No primeiro caso, a interpretação, estritamente confinada a uma perspectiva literária, justifica-se, em parte, pela própria natureza de certos movimentos românticos. Esta limitação, contudo, não pode ser estendida a todos os romantismos: não pode ser universalizada na medida exata em que os movimentos românticos transcendem os limites do literário. Precisamente o mais rico de todos os romantismos, o alemão, seria nuclearmente ignorado, se submetido a considerações reduzidas a seu aspecto literário, por mais importante que tenha sido. Neste erro face ao romantismo alemão incidiram, aliás, os românticos franceses, ao menos até Baudelaire e a despeito das revelações — escassas — do L’Allemagne de Mme de Stael, a ponto de substituírem o autêntico romantismo germânico pelo pré-romantismo que foi o Sturm und Drang.
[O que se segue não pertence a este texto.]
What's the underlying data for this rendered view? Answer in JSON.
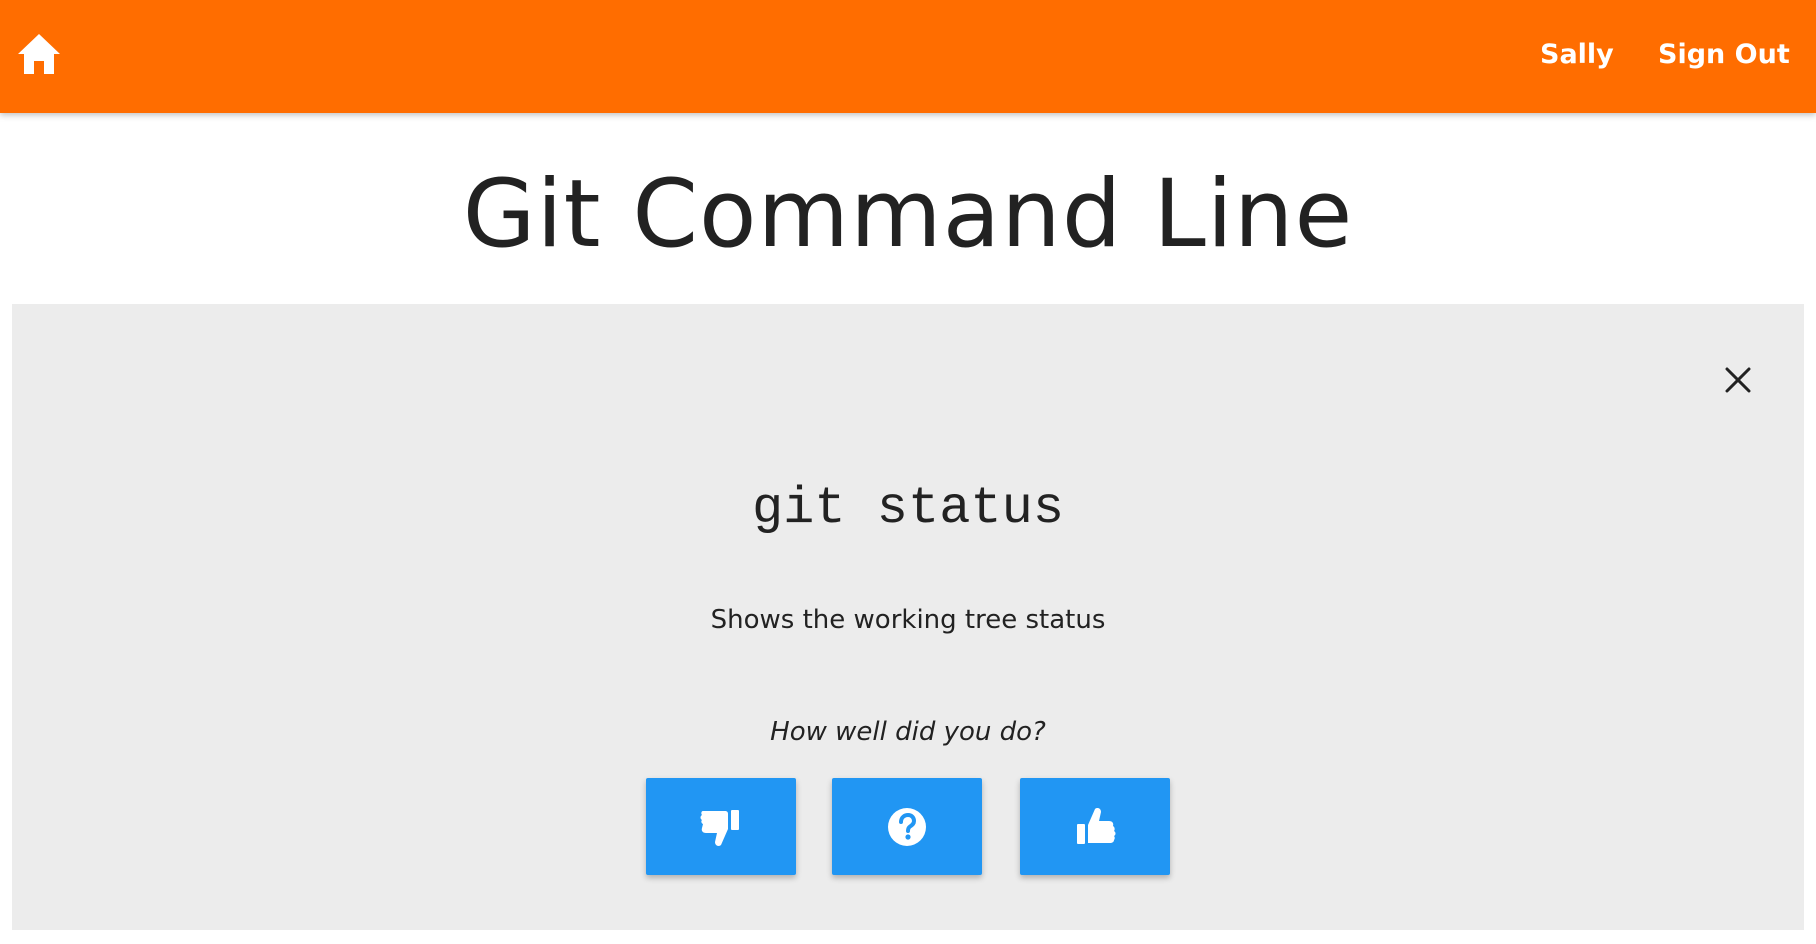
{
  "header": {
    "home_icon": "home-icon",
    "user_name": "Sally",
    "sign_out_label": "Sign Out",
    "brand_color": "#ff6d00"
  },
  "page": {
    "title": "Git Command Line"
  },
  "card": {
    "close_icon": "close-icon",
    "command": "git status",
    "description": "Shows the working tree status",
    "prompt": "How well did you do?",
    "background_color": "#ececec",
    "rating_buttons": [
      {
        "icon": "thumbs-down-icon"
      },
      {
        "icon": "question-circle-icon"
      },
      {
        "icon": "thumbs-up-icon"
      }
    ],
    "button_color": "#2196f3"
  }
}
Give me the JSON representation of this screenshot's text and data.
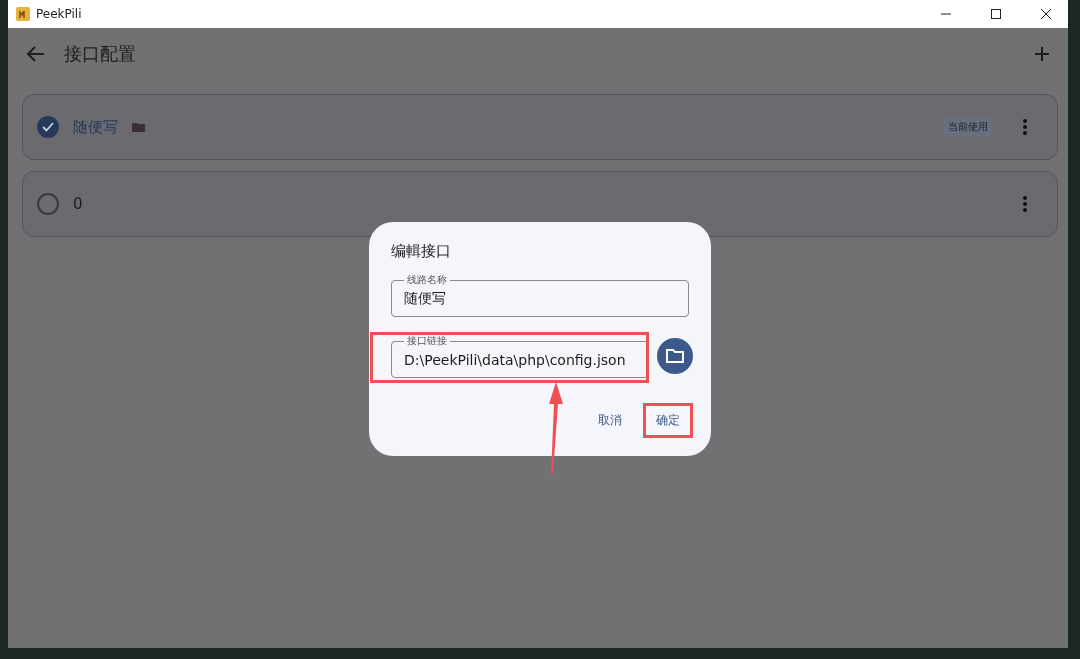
{
  "window": {
    "title": "PeekPili"
  },
  "header": {
    "title": "接口配置"
  },
  "items": [
    {
      "name": "随便写",
      "selected": true,
      "local": true,
      "badge": "当前使用"
    },
    {
      "name": "0",
      "selected": false,
      "local": false
    }
  ],
  "dialog": {
    "title": "编輯接口",
    "fields": [
      {
        "label": "线路名称",
        "value": "随便写",
        "highlighted": false,
        "picker": false
      },
      {
        "label": "接口链接",
        "value": "D:\\PeekPili\\data\\php\\config.json",
        "highlighted": true,
        "picker": true
      }
    ],
    "buttons": [
      {
        "label": "取消",
        "highlighted": false
      },
      {
        "label": "确定",
        "highlighted": true
      }
    ]
  }
}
O segundo tipo de interpretação é incomparavelmente mais rico e fecundo, inclusive e sobretudo para a compreensão da literatura romântica. Considera o clássico e o romântico como duas categorias básicas, elucidativas do desdobramento da cultura. O romântico seria sempre uma fase de rebelião, de inconformismo aos valores estabelecidos e a consequente busca de uma nova escala de valores, através do entusiasmo pelo irracional ou pelo inconsciente , pelo popular ou pelo histórico, ou ainda pela coincidência de diversos destes aspectos. Compreendido como busca de novos valores, todo romantismo tendería a tornar-se um classicismo, desde o momento em que estes novos valores atingissem o seu máximo desenvolvimento, quer dizer, se estruturassem, se fixassem, se impusessem como uma ordem perfeitamente definida, estática, terminando, por isto mesmo, a dar margem a uma nova vazão da dinamicidade romântica, e assim sucessivamente. Teríamos, portanto, uma espécie de esquema histórico.
A deficiência desta interpretação reside na deficiência de todo e qualquer esquematismo histórico, ou seja, na impossibilidade de reduzir a história a uma dialética que implique em pontos fixos de referência, por mais dinâmica seja a consideração da cultura. Porque a história não obedece a esta espécie de leis, e quando estas são obedecidas em uma determinada interpretação, segue-se uma deformação dos fatos. O jogo romântico-clássico, se nos devemos prender a este dualismo, explica menos do que possa parecer à primeira vista a cultura francesa, por exemplo, mais radicalmente compreensível a partir da mentalidade clássica. Na Alemanha vale precisamente o contrário, pois há uma veia romântica presente cm toda a cultura alemã, a ponto de se poder duvidar da simples existência de um classicismo neste país.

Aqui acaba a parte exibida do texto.